DeepSeek, a prominent player in the AI landscape, has introduced its latest large language model, DeepSeek V4, which aims to deliver performance comparable to leading proprietary models while dramatically cutting inference costs. This new model is now available for preview on popular repositories such as Hugging Face, as well as through the company’s API and web service.
Model Specifications
DeepSeek V4 comes in two configurations: a smaller Flash mixture-of-experts (MoE) model with 284 billion parameters, utilizing 13 billion active parameters, and a larger variant boasting 1.6 trillion parameters, with 49 billion active at any given time. The V4-Pro model has been trained on an extensive dataset of 33 trillion tokens, positioning it as a strong contender against both open-weight and proprietary models in benchmark tests.
Architectural Innovations
Among the notable advancements in DeepSeek V4 are several architectural changes aimed at enhancing efficiency.

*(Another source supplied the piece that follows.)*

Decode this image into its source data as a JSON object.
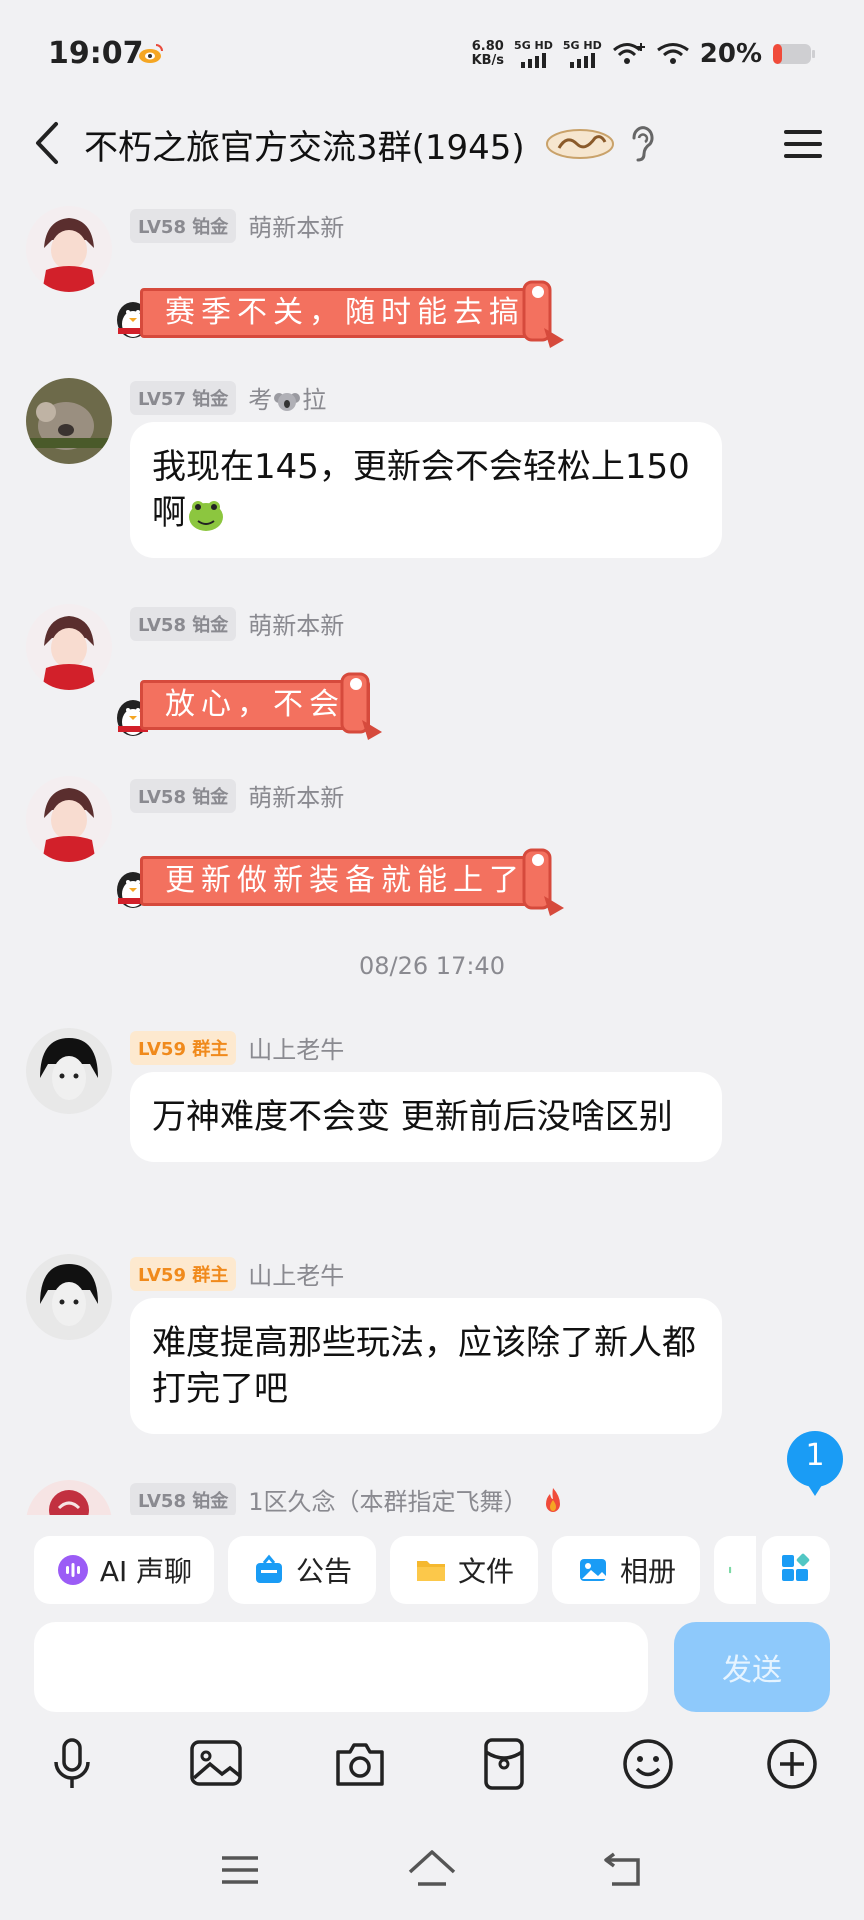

The introduction of a hybrid attention mechanism, which combines Compressed Sparse Attention and Heavy Compressed Attention, is designed to minimize the computational load during inference. This mechanism is crucial for generating output tokens from prompts and allows the model to support a million-token context window while consuming significantly less memory—between 9.5x to 13.7x less than its predecessor, DeepSeek V3.2.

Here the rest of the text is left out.